There are just 6 simple steps. They are fully documented here:
Step 1 | Register for an AppDynamics Account. |
Step 2 | Download the .NET Agent for AppDynamics. |
Step 3 | Add the agent to a web role or worker role. You must add the agent to each web and worker role. |
Step 4 | Add some startup commands in the form of a startup.cmd text file. This means copying some boilerplate code into startup.cmd. It also means going into the ServiceDefinition.csdef file and indicating that the startup.cmd file you just added gets executed on startup. |
Step 5 | Publish your application. |
Step 6 | Monitor performance. Use your browser to visit the AppDynamics Controller at the URL given in your welcome email and on your AppDynamics account home page. |
Conclusion
Multi-tiered applications are notoriously difficult to troubleshoot, especially when hosted in cloud infrastructures.
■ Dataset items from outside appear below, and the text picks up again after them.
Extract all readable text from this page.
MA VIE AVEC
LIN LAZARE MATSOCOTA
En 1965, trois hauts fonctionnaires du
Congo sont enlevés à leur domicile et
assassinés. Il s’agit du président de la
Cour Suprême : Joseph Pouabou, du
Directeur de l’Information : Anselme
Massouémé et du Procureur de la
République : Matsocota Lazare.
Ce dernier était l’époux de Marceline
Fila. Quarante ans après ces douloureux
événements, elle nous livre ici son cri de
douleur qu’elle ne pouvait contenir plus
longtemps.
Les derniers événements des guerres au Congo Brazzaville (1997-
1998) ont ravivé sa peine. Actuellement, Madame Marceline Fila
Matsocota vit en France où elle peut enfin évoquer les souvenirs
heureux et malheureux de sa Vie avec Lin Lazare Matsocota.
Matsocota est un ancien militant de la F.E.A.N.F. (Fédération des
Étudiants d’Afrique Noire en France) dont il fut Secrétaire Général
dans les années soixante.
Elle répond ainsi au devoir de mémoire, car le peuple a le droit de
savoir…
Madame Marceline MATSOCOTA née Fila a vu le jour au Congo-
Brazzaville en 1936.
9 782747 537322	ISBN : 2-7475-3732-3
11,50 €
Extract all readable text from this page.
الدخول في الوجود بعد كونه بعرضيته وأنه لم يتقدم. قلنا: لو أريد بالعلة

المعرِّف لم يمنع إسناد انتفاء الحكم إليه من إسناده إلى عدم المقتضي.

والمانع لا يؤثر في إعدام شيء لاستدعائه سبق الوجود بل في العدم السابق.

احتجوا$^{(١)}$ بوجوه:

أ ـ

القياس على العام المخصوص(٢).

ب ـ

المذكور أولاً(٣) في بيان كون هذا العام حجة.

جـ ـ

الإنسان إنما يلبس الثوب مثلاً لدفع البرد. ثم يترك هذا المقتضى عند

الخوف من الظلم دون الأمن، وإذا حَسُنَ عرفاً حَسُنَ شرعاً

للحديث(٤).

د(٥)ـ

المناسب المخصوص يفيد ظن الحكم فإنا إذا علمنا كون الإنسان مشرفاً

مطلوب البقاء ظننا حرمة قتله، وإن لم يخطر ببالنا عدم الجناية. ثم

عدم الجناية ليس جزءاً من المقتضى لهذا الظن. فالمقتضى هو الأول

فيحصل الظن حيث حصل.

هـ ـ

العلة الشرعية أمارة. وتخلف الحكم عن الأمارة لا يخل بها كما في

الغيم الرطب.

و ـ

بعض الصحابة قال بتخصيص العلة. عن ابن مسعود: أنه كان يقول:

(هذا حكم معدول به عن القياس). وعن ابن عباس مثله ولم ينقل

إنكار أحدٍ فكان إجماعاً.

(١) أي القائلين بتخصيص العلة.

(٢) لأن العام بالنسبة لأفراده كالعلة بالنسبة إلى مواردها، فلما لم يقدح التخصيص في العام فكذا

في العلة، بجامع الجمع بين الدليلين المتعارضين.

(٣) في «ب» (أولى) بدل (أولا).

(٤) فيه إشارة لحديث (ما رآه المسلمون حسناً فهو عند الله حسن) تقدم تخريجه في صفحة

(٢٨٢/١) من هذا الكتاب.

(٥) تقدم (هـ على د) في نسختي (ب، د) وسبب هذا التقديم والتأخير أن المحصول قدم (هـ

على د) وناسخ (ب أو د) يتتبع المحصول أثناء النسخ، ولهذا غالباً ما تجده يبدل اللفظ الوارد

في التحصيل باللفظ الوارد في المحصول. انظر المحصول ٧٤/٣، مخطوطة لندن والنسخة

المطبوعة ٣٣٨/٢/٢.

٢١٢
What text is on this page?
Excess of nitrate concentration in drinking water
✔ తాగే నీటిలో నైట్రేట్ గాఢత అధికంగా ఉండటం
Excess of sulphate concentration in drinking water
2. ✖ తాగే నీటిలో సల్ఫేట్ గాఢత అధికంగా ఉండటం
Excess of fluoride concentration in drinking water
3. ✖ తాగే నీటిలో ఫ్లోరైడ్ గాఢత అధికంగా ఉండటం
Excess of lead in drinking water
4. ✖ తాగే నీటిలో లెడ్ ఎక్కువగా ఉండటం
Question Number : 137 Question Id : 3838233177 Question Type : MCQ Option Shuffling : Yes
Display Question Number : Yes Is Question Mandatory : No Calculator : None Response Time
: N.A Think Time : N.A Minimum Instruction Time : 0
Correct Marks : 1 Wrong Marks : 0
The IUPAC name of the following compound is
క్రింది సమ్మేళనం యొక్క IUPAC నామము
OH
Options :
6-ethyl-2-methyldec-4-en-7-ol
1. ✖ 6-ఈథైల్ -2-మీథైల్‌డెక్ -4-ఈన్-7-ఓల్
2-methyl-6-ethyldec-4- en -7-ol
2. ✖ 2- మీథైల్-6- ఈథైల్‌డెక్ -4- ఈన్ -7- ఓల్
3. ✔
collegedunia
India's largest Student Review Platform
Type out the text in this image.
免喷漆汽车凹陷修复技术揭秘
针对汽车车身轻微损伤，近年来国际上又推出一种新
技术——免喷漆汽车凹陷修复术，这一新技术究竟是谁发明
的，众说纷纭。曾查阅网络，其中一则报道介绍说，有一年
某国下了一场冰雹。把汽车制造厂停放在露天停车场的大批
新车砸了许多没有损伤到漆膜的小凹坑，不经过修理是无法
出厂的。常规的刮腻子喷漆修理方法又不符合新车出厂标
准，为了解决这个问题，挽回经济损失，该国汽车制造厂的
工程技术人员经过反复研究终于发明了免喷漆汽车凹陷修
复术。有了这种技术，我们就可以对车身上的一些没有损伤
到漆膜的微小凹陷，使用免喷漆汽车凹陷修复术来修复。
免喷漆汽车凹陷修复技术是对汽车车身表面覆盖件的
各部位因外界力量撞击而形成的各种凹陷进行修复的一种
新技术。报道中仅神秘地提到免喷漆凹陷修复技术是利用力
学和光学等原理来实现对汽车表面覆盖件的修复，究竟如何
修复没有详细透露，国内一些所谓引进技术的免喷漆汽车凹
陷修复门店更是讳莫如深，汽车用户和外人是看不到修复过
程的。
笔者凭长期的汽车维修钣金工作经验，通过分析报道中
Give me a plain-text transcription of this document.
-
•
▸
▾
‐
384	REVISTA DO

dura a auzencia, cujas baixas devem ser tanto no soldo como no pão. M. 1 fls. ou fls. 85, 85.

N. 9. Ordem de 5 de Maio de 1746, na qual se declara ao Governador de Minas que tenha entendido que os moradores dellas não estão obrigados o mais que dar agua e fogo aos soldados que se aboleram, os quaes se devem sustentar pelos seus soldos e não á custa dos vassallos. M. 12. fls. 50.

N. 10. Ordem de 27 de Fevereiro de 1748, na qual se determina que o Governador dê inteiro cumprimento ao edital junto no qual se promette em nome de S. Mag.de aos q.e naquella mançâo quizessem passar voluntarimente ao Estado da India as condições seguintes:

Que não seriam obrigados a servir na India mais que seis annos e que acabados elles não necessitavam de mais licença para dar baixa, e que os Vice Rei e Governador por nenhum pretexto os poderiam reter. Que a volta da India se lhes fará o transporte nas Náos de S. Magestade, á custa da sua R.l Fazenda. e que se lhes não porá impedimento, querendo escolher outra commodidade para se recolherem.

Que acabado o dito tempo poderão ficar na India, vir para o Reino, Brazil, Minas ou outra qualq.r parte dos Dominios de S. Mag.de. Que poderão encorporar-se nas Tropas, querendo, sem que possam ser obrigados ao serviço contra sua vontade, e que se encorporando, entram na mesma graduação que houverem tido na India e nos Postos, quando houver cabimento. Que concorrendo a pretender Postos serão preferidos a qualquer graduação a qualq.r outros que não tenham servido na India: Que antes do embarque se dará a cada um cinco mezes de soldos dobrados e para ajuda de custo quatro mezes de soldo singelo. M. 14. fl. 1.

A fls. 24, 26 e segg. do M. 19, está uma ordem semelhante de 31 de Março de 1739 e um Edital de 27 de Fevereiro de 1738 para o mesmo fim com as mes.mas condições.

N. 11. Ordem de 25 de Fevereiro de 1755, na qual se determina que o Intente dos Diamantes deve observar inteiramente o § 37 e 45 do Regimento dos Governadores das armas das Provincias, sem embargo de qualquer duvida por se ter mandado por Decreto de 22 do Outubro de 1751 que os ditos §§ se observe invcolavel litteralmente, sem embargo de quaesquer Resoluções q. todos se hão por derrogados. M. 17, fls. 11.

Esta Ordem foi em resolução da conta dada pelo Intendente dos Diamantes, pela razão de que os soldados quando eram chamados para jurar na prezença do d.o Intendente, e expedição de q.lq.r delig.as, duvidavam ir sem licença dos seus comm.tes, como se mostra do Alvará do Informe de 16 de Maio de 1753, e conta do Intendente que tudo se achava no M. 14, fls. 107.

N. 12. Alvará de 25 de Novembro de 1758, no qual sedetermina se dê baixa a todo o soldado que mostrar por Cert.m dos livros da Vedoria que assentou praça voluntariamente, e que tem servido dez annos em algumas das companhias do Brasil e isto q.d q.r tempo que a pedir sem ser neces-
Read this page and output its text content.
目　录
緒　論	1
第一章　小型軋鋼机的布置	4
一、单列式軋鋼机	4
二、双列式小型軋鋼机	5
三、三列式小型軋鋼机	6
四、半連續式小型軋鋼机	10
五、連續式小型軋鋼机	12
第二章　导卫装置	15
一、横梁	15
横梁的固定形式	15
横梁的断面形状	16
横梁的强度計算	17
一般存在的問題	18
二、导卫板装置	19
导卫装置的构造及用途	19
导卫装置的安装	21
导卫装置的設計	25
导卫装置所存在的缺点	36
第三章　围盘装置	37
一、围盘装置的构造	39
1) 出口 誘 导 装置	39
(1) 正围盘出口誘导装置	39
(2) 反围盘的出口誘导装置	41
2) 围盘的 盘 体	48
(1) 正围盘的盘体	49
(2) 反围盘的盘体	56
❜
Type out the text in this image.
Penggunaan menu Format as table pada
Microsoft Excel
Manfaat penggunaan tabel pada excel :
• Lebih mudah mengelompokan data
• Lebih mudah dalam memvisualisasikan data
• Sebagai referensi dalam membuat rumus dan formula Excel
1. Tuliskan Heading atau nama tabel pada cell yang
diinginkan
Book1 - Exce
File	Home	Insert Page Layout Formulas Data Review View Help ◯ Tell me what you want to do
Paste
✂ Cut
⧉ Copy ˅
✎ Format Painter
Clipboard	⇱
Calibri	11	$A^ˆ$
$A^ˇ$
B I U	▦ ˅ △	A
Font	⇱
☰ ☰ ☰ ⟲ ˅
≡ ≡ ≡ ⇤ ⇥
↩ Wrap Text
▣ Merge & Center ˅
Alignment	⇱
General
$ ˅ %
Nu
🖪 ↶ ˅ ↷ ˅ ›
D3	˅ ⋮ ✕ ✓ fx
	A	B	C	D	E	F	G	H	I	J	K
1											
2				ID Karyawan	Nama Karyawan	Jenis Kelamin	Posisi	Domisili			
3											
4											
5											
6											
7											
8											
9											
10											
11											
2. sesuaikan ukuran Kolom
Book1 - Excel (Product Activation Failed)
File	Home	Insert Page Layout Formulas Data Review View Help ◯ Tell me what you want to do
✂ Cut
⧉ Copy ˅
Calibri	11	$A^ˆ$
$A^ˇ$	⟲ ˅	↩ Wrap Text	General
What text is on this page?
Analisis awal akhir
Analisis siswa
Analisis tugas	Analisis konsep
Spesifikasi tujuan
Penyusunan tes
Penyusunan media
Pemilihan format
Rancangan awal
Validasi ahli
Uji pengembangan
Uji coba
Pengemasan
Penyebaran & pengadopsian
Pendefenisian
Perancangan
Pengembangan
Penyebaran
When there is an outage or when performance slows, it is difficult to identify the root cause or location of the issue. Even more difficult is to anticipate problems before they dramatically affect end users. Setting up alerts and monitoring agents needs to be simple and fast. Moreover, as application complexity grows, it is important for the system to dynamically discover application tiers and map the transaction flow, focusing on real-time request latency, payload inspection, response times, error rates, and transactional grouping. In short, AppDynamics provides holistic, multi-dimensional view at the business transaction level as well as the lower level infrastructure component performance. It makes it quick and easy to find slow transactions, memory leaks, slow database queries, thread contention and more.